I made an appointment with the keeper of the cathedral archives and arrived tongue tied and trembling. There was nothing to be scared of, but I was such an admirer of historians and all places related to the practice of history that I was like an Elvis fan visiting Memphis.
The archive assistant gave me a locker key for my bag then led me upstairs to a search room overlooking the cathedral. It was a long airy room filled with large wooden tables.
I was the youngest person there. I remember an elderly woman with her grey hair scraped back, poring over the impenetrable handwriting of a medieval text. On another table a middle-aged man sat leafing through an enormous and ancient book.
I felt like a five year old at a grown up party.
I nervously told the assistant what I was looking for and he suggested the cathedral accounts and minutes. "The only thing you can do," he said "is comb through the entire year and see what turns up." He placed three large volumes in front of me.
I opened the first page, looked at the spidery 17th-century handwriting and then at the looming cathedral outside the window, and thought, "I've arrived! I'm a proper historian!"
In novels like "The Da Vinci Code" and Elizabeth Kostova's vastly superior "The Historian" researchers find answers relatively quickly. In reality looking for evidence is like searching for a needle in a haystack. It requires patience to comb through page after page, book after book, looking for a single clue.
Eventually I found what I wanted. The minutes contained a record of the meeting where the cathedral clergy decided to grant a sum of money for the clock case's refurbishment. I recognized the names of clergymen who later became famous in Church of England history.
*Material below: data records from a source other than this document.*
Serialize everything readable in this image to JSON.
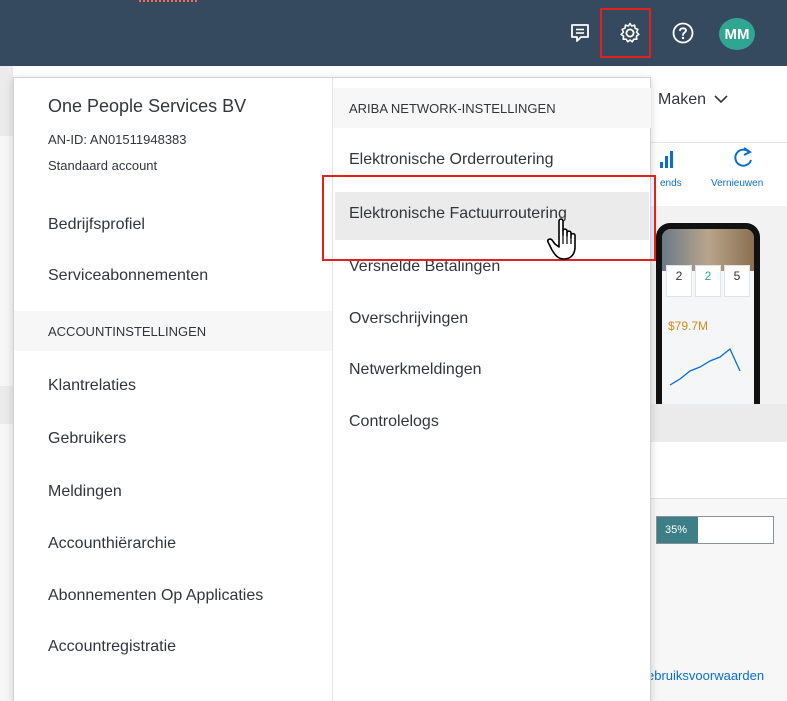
{
  "header": {
    "avatar_initials": "MM",
    "icons": [
      "feedback-icon",
      "gear-icon",
      "help-icon"
    ],
    "colors": {
      "bar": "#354a5f",
      "highlight": "#e0211d",
      "avatar": "#2fa592"
    }
  },
  "background_page": {
    "create_label": "Maken",
    "trends_label": "ends",
    "refresh_label": "Vernieuwen",
    "amount": "$79.7M",
    "tiles": [
      "2",
      "2",
      "5"
    ],
    "progress_label": "35%",
    "progress_value": 0.35,
    "terms_link": "ebruiksvoorwaarden"
  },
  "account": {
    "company_name": "One People Services BV",
    "an_id": "AN-ID: AN01511948383",
    "account_type": "Standaard account",
    "items": [
      {
        "label": "Bedrijfsprofiel"
      },
      {
        "label": "Serviceabonnementen"
      }
    ]
  },
  "account_settings": {
    "heading": "ACCOUNTINSTELLINGEN",
    "items": [
      {
        "label": "Klantrelaties"
      },
      {
        "label": "Gebruikers"
      },
      {
        "label": "Meldingen"
      },
      {
        "label": "Accounthiërarchie"
      },
      {
        "label": "Abonnementen Op Applicaties"
      },
      {
        "label": "Accountregistratie"
      }
    ]
  },
  "network_settings": {
    "heading": "ARIBA NETWORK-INSTELLINGEN",
    "items": [
      {
        "label": "Elektronische Orderroutering"
      },
      {
        "label": "Elektronische Factuurroutering"
      },
      {
        "label": "Versnelde Betalingen"
      },
      {
        "label": "Overschrijvingen"
      },
      {
        "label": "Netwerkmeldingen"
      },
      {
        "label": "Controlelogs"
      }
    ]
  }
}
Then in the accounts I found the signatures of some of the men involved in carrying out general restoration work in the cathedral at that time. I thought that the carpenters might have worked on the clock case.
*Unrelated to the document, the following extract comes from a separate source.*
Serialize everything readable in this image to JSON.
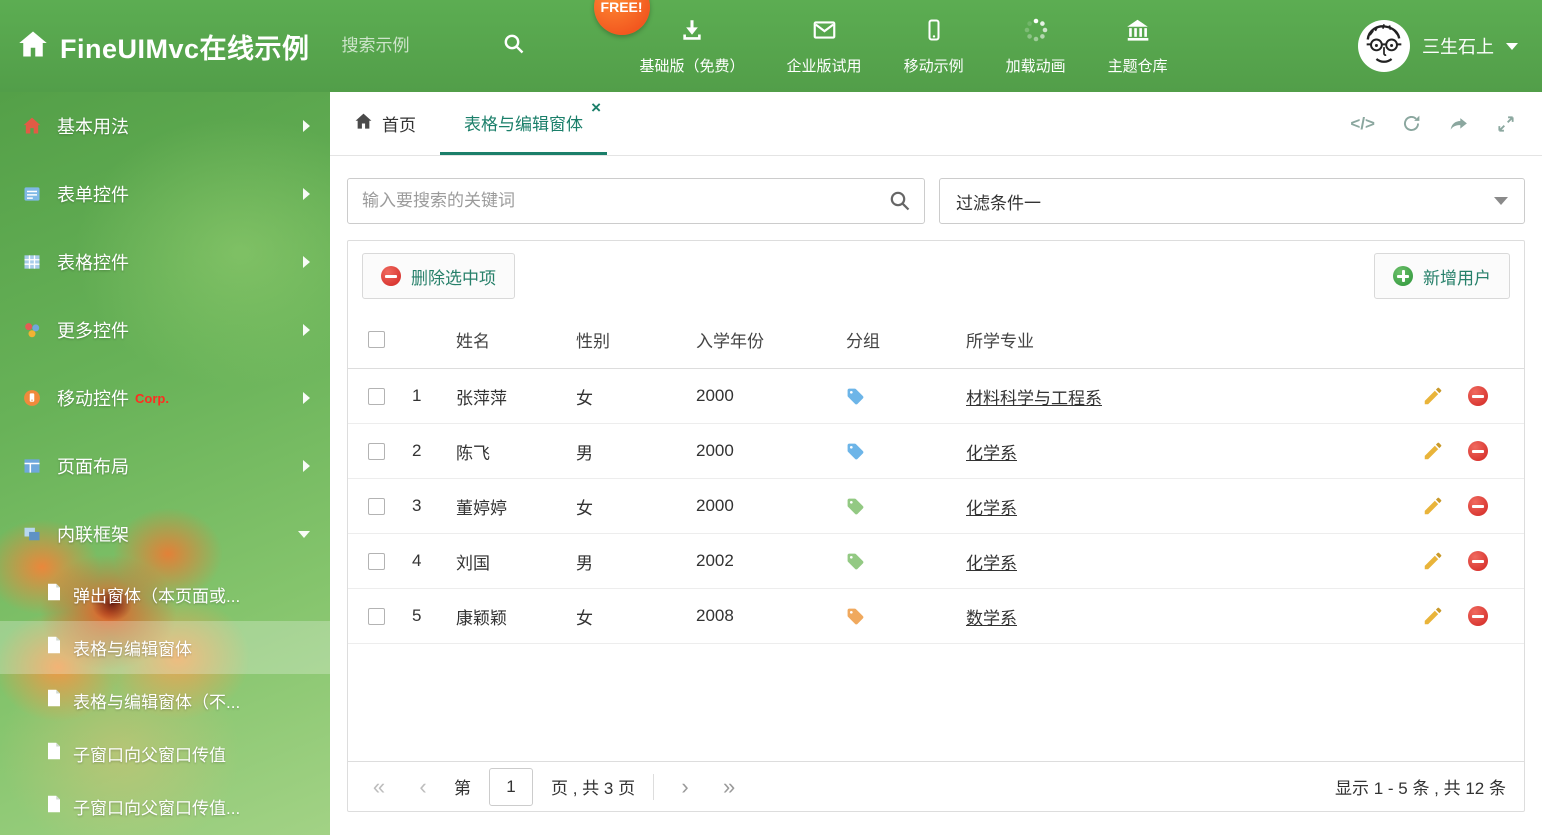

One signature stood out from the others because it was smudged and a big blob of ink had run down the page. I could imagine the man's blushes as he was perhaps chastised by the clerk in charge of the book. It was a thrill to see evidence of a brief and clumsy moment that took place 370 years before.
Yet still it was not enough. I needed to know what had been added to the clock case in the 17th century. The clock had been in the cathedral since the late medieval period, and I wanted to know the extent of the alterations in the 1630s.
Fortunately I knew that the clock case had been dismantled in the 19th century and then re-erected as the first act of the cathedral friends organization in the 1930s. I realized that the architect might have left information on the dates of the clock's parts.
The archive assistant brought me a large architectural drawing. I spread it across the table and stood looking at it. It showed views of the clock case from different angles. Twentieth-century timber was shaded in red.
I discovered to my surprise that much of the clock case had been replaced, and that relatively little of the present structure was more than 70 years old. The architect had noted that some parts of the structure were medieval but there was no mention of 17th-century additions.
I left the archives feeling triumphant. In truth I had not discovered very much about the work carried out in the 1630s, but my own understanding of the clock case had been significantly advanced.
I will always remember that day as the first time I felt like a real historian.
My findings were probably already known by half the cathedral historians in the city, but that day they were mine.
There were many other research trips in subsequent years but I do not recall them nearly as well as that first visit to the archives.